"Regrettably, as far as Dr. Murray is concerned, the most significant chapter, as it relates to this case, is the chapter involving the treatment, or lack of treatment, of Michael Jackson."
Jackson died "not because of an isolated one-off occurrence or incident," Pastor said. "He died because of a totality of circumstances which are directly attributable to Dr. Murray ... because of a series of decisions that Dr. Murray made."
Murray, he said, became involved in "a cycle of horrible medicine."
He cited Murray's "pattern of deceit and lies. That pattern was to assist Dr. Murray."
A tape recording of Jackson's slurred voice was Murray's "insurance policy," Pastor said. "It was designed to record his patient surreptitiously at that patient's most vulnerable point. I can't even imagine that happening to any of us because of the horrific violation of trust."
He said he wondered whether that tape would have been offered for sale, had Jackson not died and a rift had developed between the two in the future.
One of the 12 jurors who found Murray guilty said in an interview airing Tuesday on HLN's "Issues with Jane Velez-Mitchell," that the recording did not play into the verdict.
"We talked about that audio a little bit," Debbie Franklin, known as "Juror 5," said. "We didn't really understand why it was presented. I still do not understand what that was about."
Murray was convicted of involuntary manslaughter three weeks ago after a trial in which prosecutors successfully argued that Murray's reckless use of propofol to help Jackson sleep, without proper monitoring equipment, led to the singer's death.
"We had decided the three issues we were going to focus on were the not calling 911, not having the medical equipment and him leaving the room," Franklin said. "That was the bottom line for this case."
Testimony during the trial revealed that Murray gave propofol nearly every night in the two months before the singer's death on June 25, 2009, as Jackson prepared for his comeback concerts set for London the next month.

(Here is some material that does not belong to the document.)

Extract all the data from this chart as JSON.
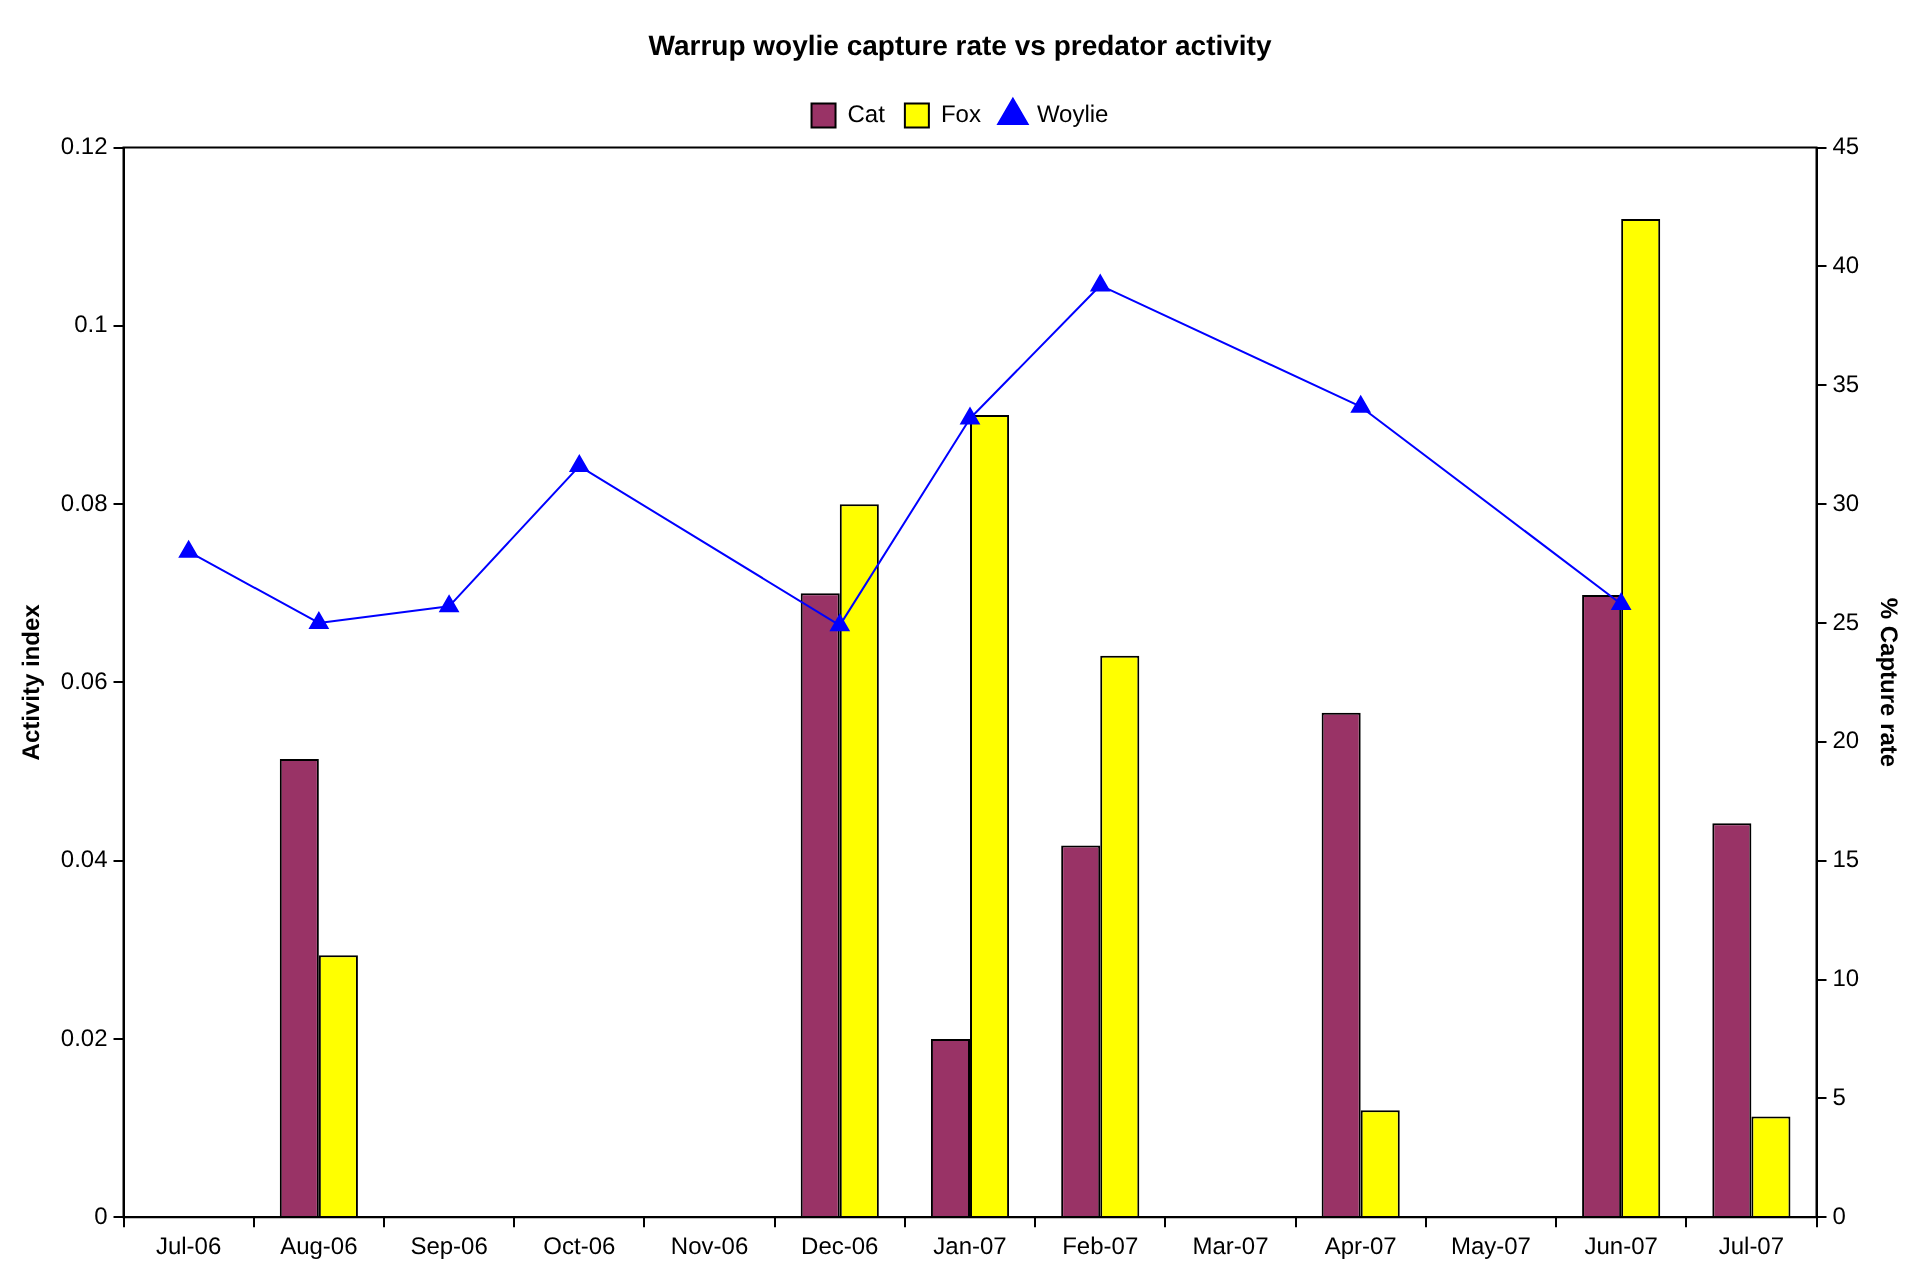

The judge set a hearing for January 23 to decide on the prosecution's request that Murray be ordered to pay Jackson's estate and his children more than $100 million in restitution for the "wage and profits lost," as provided under California's "victim's bill of rights" law.
The singer's "estate estimates Michael Jackson's projected earnings for the 50-show O2 concert series to be $100 million," the prosecutors said.
With nearly $2 million in funeral expenses and 10% interest added each year, the prosecution is asking Pastor to order Murray to pay Prince, Paris and Blanket Jackson more than $120 million in restitution.
While it is doubtful that Murray, who is unlikely to ever practice medicine again, could pay very much of that sum, it could prevent him from reaping financial benefits from any books, interviews or film projects in the future.